[Fixed]-Active Django settings file from Celery worker

4👍

One idea could be to have Django load the correct settings file every time and let celery use the one Django is using. That’s how I’m doing it.

Say you have the project structure:

project/
    proj/
        settings.py
        urls.py
        ...

Replace with

project/
    proj/
        settings/
            __init__.py
            local.py
            production.py
            common_settings.py
            ...
        urls.py
        ...

Let common_settings.py be all settings shared between all environments and let your init.py load whatever config should be used.

# __init__.py:

from common_settings import *

# A check for environment variable, hostname, etc:
# Example for checking hostname:
from platform import node
if node() in ['dev1', 'dev2']:
    from local import *
elif node() in ['prod1', 'prod2']:
    from production import *

Now you can always rely on project.proj.settings being the right settings file for your environment.

👤olofom

41👍

When initializing the celery worker on the command line, just set the environment variable prior to the celery command.
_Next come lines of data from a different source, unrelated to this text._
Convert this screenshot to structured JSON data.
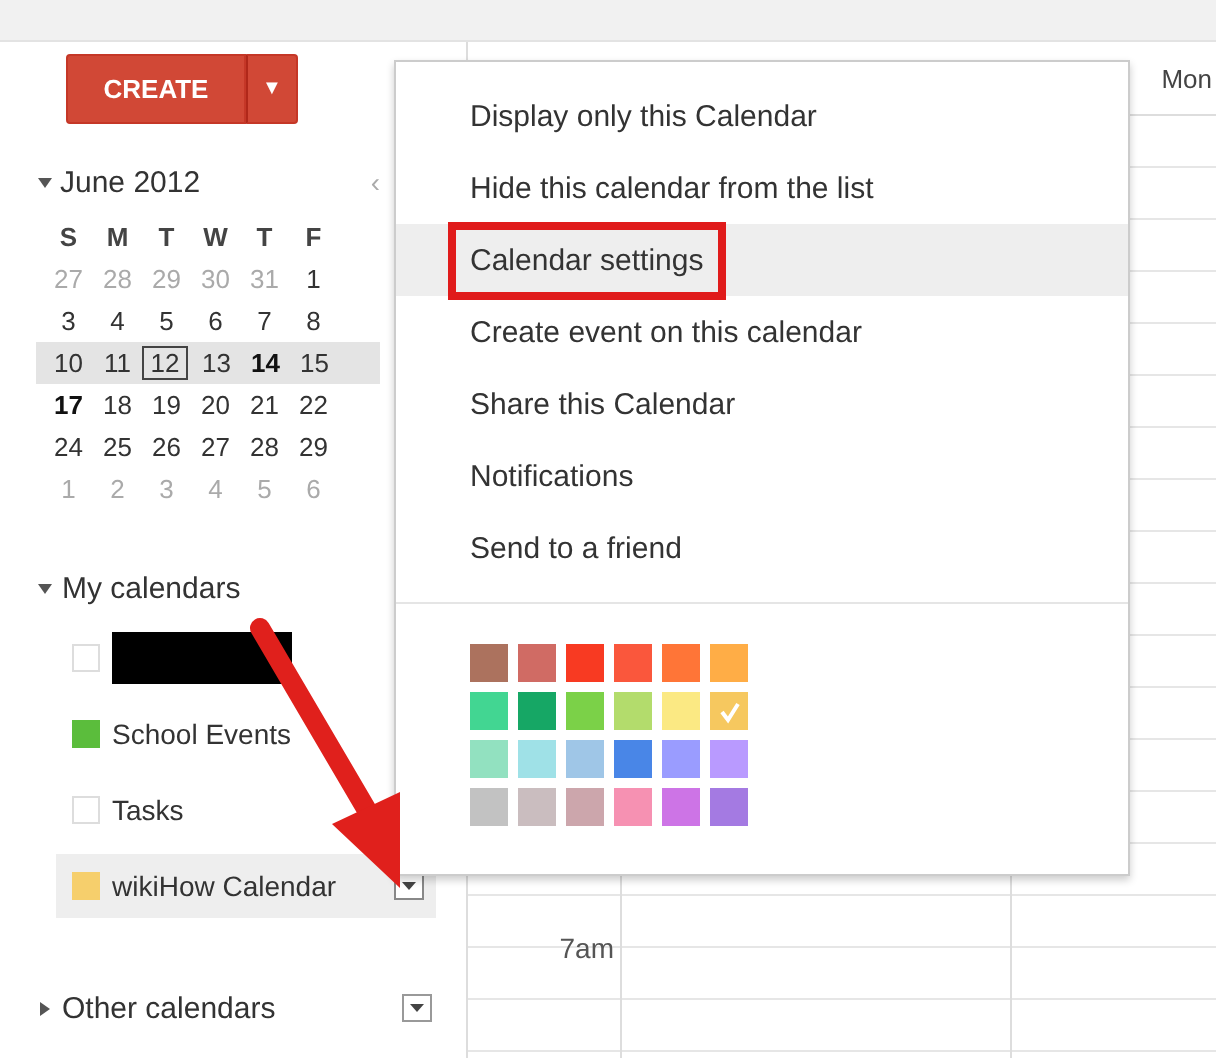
{
  "create_button": {
    "label": "CREATE",
    "caret": "▼"
  },
  "mini_calendar": {
    "title": "June 2012",
    "expanded": true,
    "prev": "‹",
    "weekdays": [
      "S",
      "M",
      "T",
      "W",
      "T",
      "F"
    ],
    "weeks": [
      {
        "selected": false,
        "days": [
          {
            "d": "27",
            "muted": true,
            "bold": false,
            "today": false
          },
          {
            "d": "28",
            "muted": true,
            "bold": false,
            "today": false
          },
          {
            "d": "29",
            "muted": true,
            "bold": false,
            "today": false
          },
          {
            "d": "30",
            "muted": true,
            "bold": false,
            "today": false
          },
          {
            "d": "31",
            "muted": true,
            "bold": false,
            "today": false
          },
          {
            "d": "1",
            "muted": false,
            "bold": false,
            "today": false
          }
        ]
      },
      {
        "selected": false,
        "days": [
          {
            "d": "3",
            "muted": false,
            "bold": false,
            "today": false
          },
          {
            "d": "4",
            "muted": false,
            "bold": false,
            "today": false
          },
          {
            "d": "5",
            "muted": false,
            "bold": false,
            "today": false
          },
          {
            "d": "6",
            "muted": false,
            "bold": false,
            "today": false
          },
          {
            "d": "7",
            "muted": false,
            "bold": false,
            "today": false
          },
          {
            "d": "8",
            "muted": false,
            "bold": false,
            "today": false
          }
        ]
      },
      {
        "selected": true,
        "days": [
          {
            "d": "10",
            "muted": false,
            "bold": false,
            "today": false
          },
          {
            "d": "11",
            "muted": false,
            "bold": false,
            "today": false
          },
          {
            "d": "12",
            "muted": false,
            "bold": false,
            "today": true
          },
          {
            "d": "13",
            "muted": false,
            "bold": false,
            "today": false
          },
          {
            "d": "14",
            "muted": false,
            "bold": true,
            "today": false
          },
          {
            "d": "15",
            "muted": false,
            "bold": false,
            "today": false
          }
        ]
      },
      {
        "selected": false,
        "days": [
          {
            "d": "17",
            "muted": false,
            "bold": true,
            "today": false
          },
          {
            "d": "18",
            "muted": false,
            "bold": false,
            "today": false
          },
          {
            "d": "19",
            "muted": false,
            "bold": false,
            "today": false
          },
          {
            "d": "20",
            "muted": false,
            "bold": false,
            "today": false
          },
          {
            "d": "21",
            "muted": false,
            "bold": false,
            "today": false
          },
          {
            "d": "22",
            "muted": false,
            "bold": false,
            "today": false
          }
        ]
      },
      {
        "selected": false,
        "days": [
          {
            "d": "24",
            "muted": false,
            "bold": false,
            "today": false
          },
          {
            "d": "25",
            "muted": false,
            "bold": false,
            "today": false
          },
          {
            "d": "26",
            "muted": false,
            "bold": false,
            "today": false
          },
          {
            "d": "27",
            "muted": false,
            "bold": false,
            "today": false
          },
          {
            "d": "28",
            "muted": false,
            "bold": false,
            "today": false
          },
          {
            "d": "29",
            "muted": false,
            "bold": false,
            "today": false
          }
        ]
      },
      {
        "selected": false,
        "days": [
          {
            "d": "1",
            "muted": true,
            "bold": false,
            "today": false
          },
          {
            "d": "2",
            "muted": true,
            "bold": false,
            "today": false
          },
          {
            "d": "3",
            "muted": true,
            "bold": false,
            "today": false
          },
          {
            "d": "4",
            "muted": true,
            "bold": false,
            "today": false
          },
          {
            "d": "5",
            "muted": true,
            "bold": false,
            "today": false
          },
          {
            "d": "6",
            "muted": true,
            "bold": false,
            "today": false
          }
        ]
      }
    ]
  },
  "my_calendars": {
    "title": "My calendars",
    "expanded": true,
    "items": [
      {
        "kind": "redacted",
        "checked": false,
        "selected": false
      },
      {
        "kind": "calendar",
        "label": "School Events",
        "checked": true,
        "color": "#5bbd3c",
        "selected": false
      },
      {
        "kind": "calendar",
        "label": "Tasks",
        "checked": false,
        "selected": false
      },
      {
        "kind": "calendar",
        "label": "wikiHow Calendar",
        "checked": true,
        "color": "#f6cf6c",
        "selected": true,
        "menu": true
      }
    ]
  },
  "other_calendars": {
    "title": "Other calendars",
    "expanded": false
  },
  "day_view": {
    "header": "Mon",
    "times": [
      "7am"
    ]
  },
  "context_menu": {
    "items": [
      {
        "label": "Display only this Calendar",
        "selected": false,
        "highlighted": false
      },
      {
        "label": "Hide this calendar from the list",
        "selected": false,
        "highlighted": false
      },
      {
        "label": "Calendar settings",
        "selected": true,
        "highlighted": true
      },
      {
        "label": "Create event on this calendar",
        "selected": false,
        "highlighted": false
      },
      {
        "label": "Share this Calendar",
        "selected": false,
        "highlighted": false
      },
      {
        "label": "Notifications",
        "selected": false,
        "highlighted": false
      },
      {
        "label": "Send to a friend",
        "selected": false,
        "highlighted": false
      }
    ],
    "palette": [
      {
        "color": "#ac725e",
        "selected": false
      },
      {
        "color": "#d06b64",
        "selected": false
      },
      {
        "color": "#f83a22",
        "selected": false
      },
      {
        "color": "#fa573c",
        "selected": false
      },
      {
        "color": "#ff7537",
        "selected": false
      },
      {
        "color": "#ffad46",
        "selected": false
      },
      {
        "color": "#42d692",
        "selected": false
      },
      {
        "color": "#16a765",
        "selected": false
      },
      {
        "color": "#7bd148",
        "selected": false
      },
      {
        "color": "#b3dc6c",
        "selected": false
      },
      {
        "color": "#fbe983",
        "selected": false
      },
      {
        "color": "#f6c85f",
        "selected": true
      },
      {
        "color": "#92e1c0",
        "selected": false
      },
      {
        "color": "#9fe1e7",
        "selected": false
      },
      {
        "color": "#9fc6e7",
        "selected": false
      },
      {
        "color": "#4986e7",
        "selected": false
      },
      {
        "color": "#9a9cff",
        "selected": false
      },
      {
        "color": "#b99aff",
        "selected": false
      },
      {
        "color": "#c2c2c2",
        "selected": false
      },
      {
        "color": "#cabdbf",
        "selected": false
      },
      {
        "color": "#cca6ac",
        "selected": false
      },
      {
        "color": "#f691b2",
        "selected": false
      },
      {
        "color": "#cd74e6",
        "selected": false
      },
      {
        "color": "#a47ae2",
        "selected": false
      }
    ]
  },
  "annotation": {
    "arrow": true
  }
}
DJANGO_SETTINGS_MODULE='proj.settings' celery -A proj worker -l info

3👍

setdefault() returns the value of the variable in the system environment. It will return "project.settings.server" only if DJANGO_SETTINGS_MODULE is not defined.

So, I would leave the most frequently used settings module in there and change it when needed by explicitly declaring the environment variable:

i.e. for local development, in your virtualenv hooks, in your .bashrc, manually, etc:

export DJANGO_SETTINGS_MODULE=project.settings.local.

-1👍

found this buried in the celery docs:

# project/app/tasks.py
app = Celery()
app.config_from_object('django.conf:settings')

http://celery.readthedocs.org/en/latest/whatsnew-3.1.html#django-supported-out-of-the-box

This will simply pull celery settings from the django settings file, which is usually what you want for environment separation.